GoDaddy has two new television commercials that are promoting the gTLD domain name extensions to the general public, with the target audience being SMBs. As you can see when you view the two minute video embedded below, the focus of this GoDaddy commercial is the “brand new, more personalized domain names.”

According to Elizabeth Driscoll, ‎Vice President of Public Relations at GoDaddy, “one and two minute versions of the commercial are airing on cable television – channels like CNN, Fox News, Sundance, History and many more.”

This is a good example of how much the marketing emphasis has changed during the past couple of years.


  1. Two thoughts come to mind:

    1. This will be a good test for GoDaddy to see if people jump on the opportunity. 1and1 tried something similar, but it was WAAAAY too early, since they were just taking pre-registrations. I do remember 1and1 blew a ton of cash on the marketing campaign. Over $50,000,000 to be exact. Ouch.

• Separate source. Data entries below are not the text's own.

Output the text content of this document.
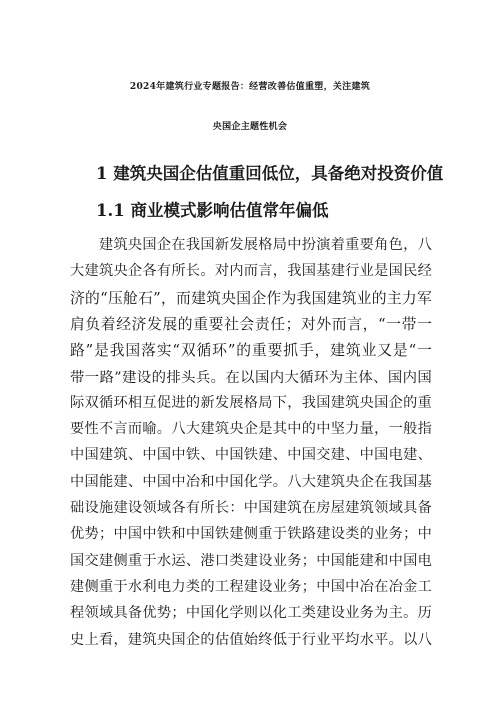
2024年建筑行业专题报告：经营改善估值重塑，关注建筑
央国企主题性机会
1 建筑央国企估值重回低位，具备绝对投资价值
1.1 商业模式影响估值常年偏低
　　建筑央国企在我国新发展格局中扮演着重要角色，八
大建筑央企各有所长。对内而言，我国基建行业是国民经
济的“压舱石”，而建筑央国企作为我国建筑业的主力军
肩负着经济发展的重要社会责任；对外而言，“一带一
路”是我国落实“双循环”的重要抓手，建筑业又是“一
带一路”建设的排头兵。在以国内大循环为主体、国内国
际双循环相互促进的新发展格局下，我国建筑央国企的重
要性不言而喻。八大建筑央企是其中的中坚力量，一般指
中国建筑、中国中铁、中国铁建、中国交建、中国电建、
中国能建、中国中冶和中国化学。八大建筑央企在我国基
础设施建设领域各有所长：中国建筑在房屋建筑领域具备
优势；中国中铁和中国铁建侧重于铁路建设类的业务；中
国交建侧重于水运、港口类建设业务；中国能建和中国电
建侧重于水利电力类的工程建设业务；中国中冶在冶金工
程领域具备优势；中国化学则以化工类建设业务为主。历
史上看，建筑央国企的估值始终低于行业平均水平。以八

    2. What happens when the domain you want is taken, and then the domain you don’t really want, but the name you would settle for, is taken as well?
    People will soon find out that any meaningful left/right of the dot combination is already taken. They will also learn that their first name with any extension is taken as well.
    Then what?
    Back to the .com I’d guess.

    The registries are shooting themselves in the foot by not allowing real end users to find and register (AND USE!) these names. Having stockpiles held back for premium prices, and allowing domainers to register and hold their names, isn’t going to equal long term adoption by the public. Skip the short term monetary gains and try to get your names in the hands of real users.
    I suppose these registries are already strapped for cash though, which isn’t surprising.


    • Aron,

      I agree that end users will not stroll onto Godaddy and register a high quality name. I am doing my best to prevent this sort of thing :). But the availability of second tier names in .something will be much higher than .com, .net and .org. Also, there will be the opportunity for many companies to buy the exact match .something they want for much less than what the .com would be available for.

      The best strategy for a new registry would be to only sell domains for the first few years under a strict founders program. They could hire some brokers and start calling on companies. I think these guys are too focused on short term gains. But, since I am benefiting by being able to buy great names, who cares.